With a great need in front of them, organizations around Central Oregon are working to fill in the gap of support that is lacking for area foster kids and families, while also helping to recruit new foster parents.
There are 14 foster homes, not including tribal foster homes, in Jefferson County – of those, only two are general placement homes, and they are both full.
The other 12 homes became certified specifically to care for a family member, while the general placement homes take in other kids in the system.
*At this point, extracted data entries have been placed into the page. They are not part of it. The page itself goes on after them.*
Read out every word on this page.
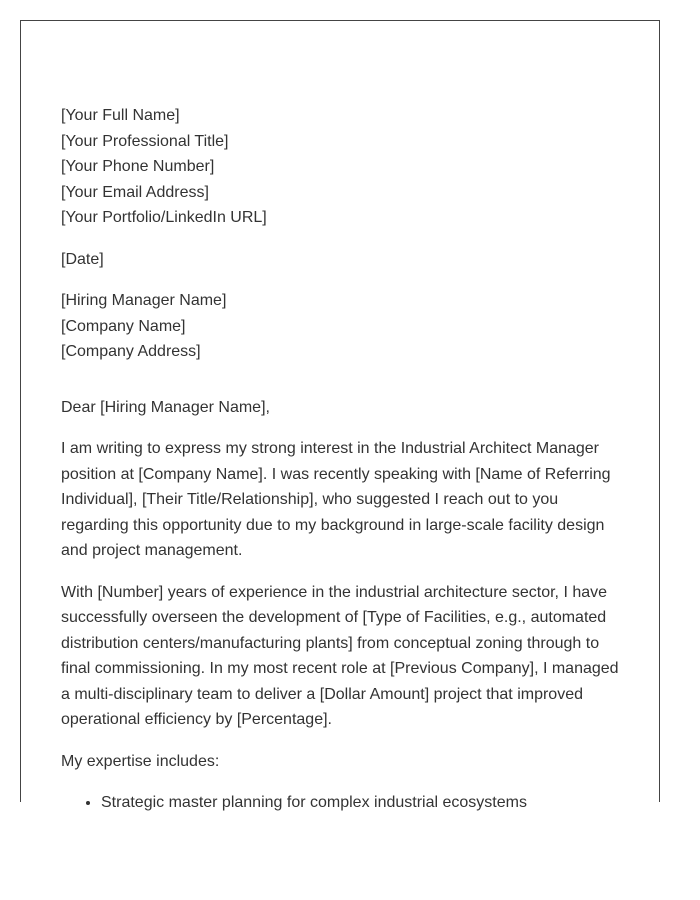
[Your Full Name]
[Your Professional Title]
[Your Phone Number]
[Your Email Address]
[Your Portfolio/LinkedIn URL]
[Date]
[Hiring Manager Name]
[Company Name]
[Company Address]

Dear [Hiring Manager Name],

I am writing to express my strong interest in the Industrial Architect Manager position at [Company Name]. I was recently speaking with [Name of Referring Individual], [Their Title/Relationship], who suggested I reach out to you regarding this opportunity due to my background in large-scale facility design and project management.

With [Number] years of experience in the industrial architecture sector, I have successfully overseen the development of [Type of Facilities, e.g., automated distribution centers/manufacturing plants] from conceptual zoning through to final commissioning. In my most recent role at [Previous Company], I managed a multi-disciplinary team to deliver a [Dollar Amount] project that improved operational efficiency by [Percentage].

My expertise includes:

• Strategic master planning for complex industrial ecosystems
The problem is the general homes are full, and there is nowhere for the kids to go within the county right now.
At its meeting on Feb. 20, the Faith-Based Network heard from several organizations from around Central Oregon about the need not only for foster care within the county but support for foster families.
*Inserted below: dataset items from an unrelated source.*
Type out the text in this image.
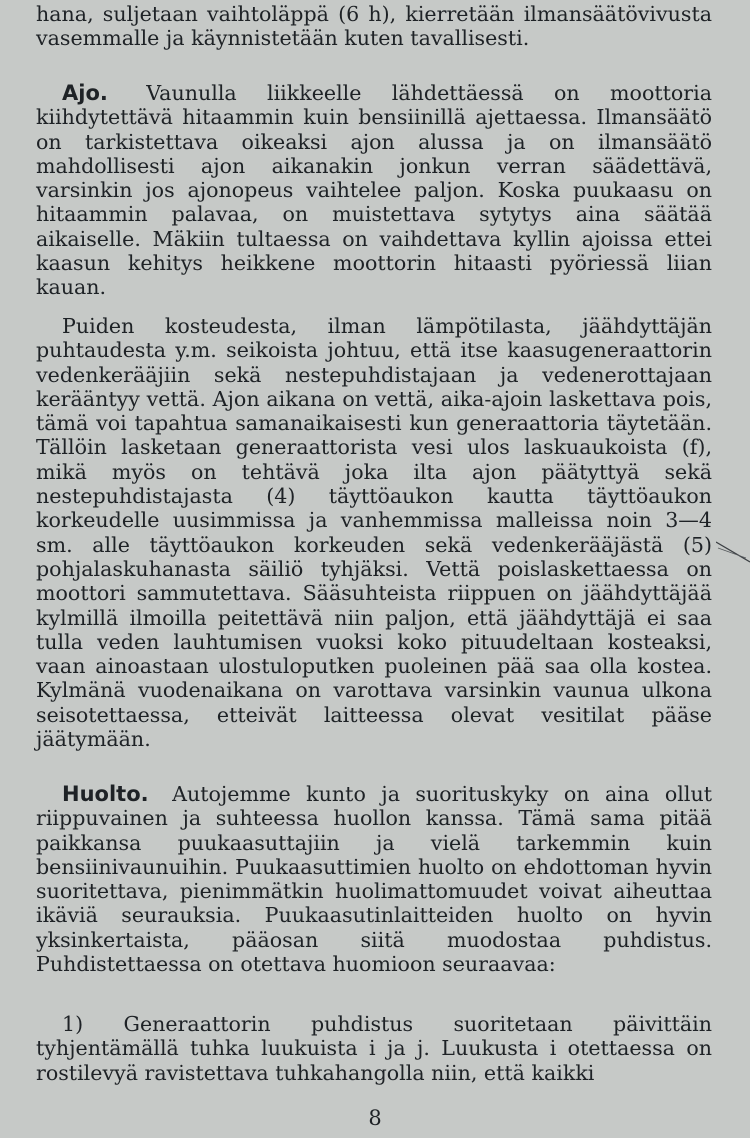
hana, suljetaan vaihtoläppä (6 h), kierretään ilmansäätövivusta vasemmalle ja käynnistetään kuten tavallisesti.

Ajo. Vaunulla liikkeelle lähdettäessä on moottoria kiihdytettävä hitaammin kuin bensiinillä ajettaessa. Ilmansäätö on tarkistettava oikeaksi ajon alussa ja on ilmansäätö mahdollisesti ajon aikanakin jonkun verran säädettävä, varsinkin jos ajonopeus vaihtelee paljon. Koska puukaasu on hitaammin palavaa, on muistettava sytytys aina säätää aikaiselle. Mäkiin tultaessa on vaihdettava kyllin ajoissa ettei kaasun kehitys heikkene moottorin hitaasti pyöriessä liian kauan.

Puiden kosteudesta, ilman lämpötilasta, jäähdyttäjän puhtaudesta y.m. seikoista johtuu, että itse kaasugeneraattorin vedenkerääjiin sekä nestepuhdistajaan ja vedenerottajaan kerääntyy vettä. Ajon aikana on vettä, aika-ajoin laskettava pois, tämä voi tapahtua samanaikaisesti kun generaattoria täytetään. Tällöin lasketaan generaattorista vesi ulos laskuaukoista (f), mikä myös on tehtävä joka ilta ajon päätyttyä sekä nestepuhdistajasta (4) täyttöaukon kautta täyttöaukon korkeudelle uusimmissa ja vanhemmissa malleissa noin 3—4 sm. alle täyttöaukon korkeuden sekä vedenkerääjästä (5) pohjalaskuhanasta säiliö tyhjäksi. Vettä poislaskettaessa on moottori sammutettava. Sääsuhteista riippuen on jäähdyttäjää kylmillä ilmoilla peitettävä niin paljon, että jäähdyttäjä ei saa tulla veden lauhtumisen vuoksi koko pituudeltaan kosteaksi, vaan ainoastaan ulostuloputken puoleinen pää saa olla kostea. Kylmänä vuodenaikana on varottava varsinkin vaunua ulkona seisotettaessa, etteivät laitteessa olevat vesitilat pääse jäätymään.

Huolto. Autojemme kunto ja suorituskyky on aina ollut riippuvainen ja suhteessa huollon kanssa. Tämä sama pitää paikkansa puukaasuttajiin ja vielä tarkemmin kuin bensiinivaunuihin. Puukaasuttimien huolto on ehdottoman hyvin suoritettava, pienimmätkin huolimattomuudet voivat aiheuttaa ikäviä seurauksia. Puukaasutinlaitteiden huolto on hyvin yksinkertaista, pääosan siitä muodostaa puhdistus. Puhdistettaessa on otettava huomioon seuraavaa:

1) Generaattorin puhdistus suoritetaan päivittäin tyhjentämällä tuhka luukuista i ja j. Luukusta i otettaessa on rostilevyä ravistettava tuhkahangolla niin, että kaikki

8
"I really like Jefferson County, and I believe that they are a community that really cares," said Melissa Williams, director for Every Child Central Oregon, who gave a presentation at the meeting.
Every Child works on educating communities about the need for foster care and offering opportunities to help in a variety of ways, not just by being a foster parent.
She said that the lack of placement options in communities like Jefferson County could be because people don't know that there is a need, which is something the organization tries to combat by holding educational opportunities within communities.
"In any rural community, you are going to have a very small group of people that do a lot of the stuff," she said, adding that until now, those small groups of people have yet to be able to tackle the need here.
"What I am hearing in Jefferson County, which is encouraging to me, is that this is the time to tackle this issue," Williams said.
And that is just what some locals are doing, by working with Every Child, as well as another program called Kindred Connections. A group of people, including Jamie Hurd, are stepping up to become the point people for the local community.
A little while back, Kindred Connections, an organization that focuses on working to keep families together and preventing kids from having to go into the foster care system, approached Hurd with a request for some help with a situation here in Jefferson County.
Kindred Connections, a faith-based organization, works directly with families to reduce the likelihood that their children will enter the child welfare system. They recruit churches to provide all kinds of support, including temporary housing for kids when it's needed.
At the time, Hurd said she wasn't aware of how great the need was.
"Our kids and our families are the beating hearts of our community," Hurd said about the importance of the organizations and the work they do.
She said that through the process of helping with one situation in the community, she got first-hand exposure to the greater need.
From there, she and several others began to form a group to see if they could help. They identified a couple of organizations, including Kindred Connections and Every Child, and began to find out what those groups needed to better support Jefferson County, whether it is material needs or volunteers.
Hurd said the idea, which is still in its early stages, is to have a group of people in the community from churches and community partners that Kindred Connections and Every Child could reach out to with needs. Then the local group can connect with their own networks to fill the need, from food to money to housing.
"This is something that Jefferson County does well. We take care of people, and we take care of our community," Hurd said. "It's a community with not a lot of money, and we have a lot to show for it."
Hurd said they want to make it as simple as they can and have a broad network to fill needs. She said she is confident that once they get going, it will grow and flow well and, "Hopefully it will lead to people wanting to help in a bigger way," she said.
The organizations aim to "wrap around" vulnerable kids and families.
"As a mom, I see all the support my kids need to just to get their shoes on," Hurd said. And that's the bottom line – kids here need support.
The programs offer a way for people to help a little bit at a time, and they are designed that way.
"A lot of the time, people are not ready to be a foster parent yet," Williams said.
So instead, they can provide a car seat, be an office buddy sitting with a kid when they come into care, provide food for a pantry at DHS or a number of other things.
As they engage with kids and the programs, Williams said, they are more likely to become a foster parent later.
Since its launch in the region, beginning last May, Every Child has had success with the program in Deschutes County. It's recruited a total of five new foster families there, with quite a few more going through the process of becoming certified, which can take about six months.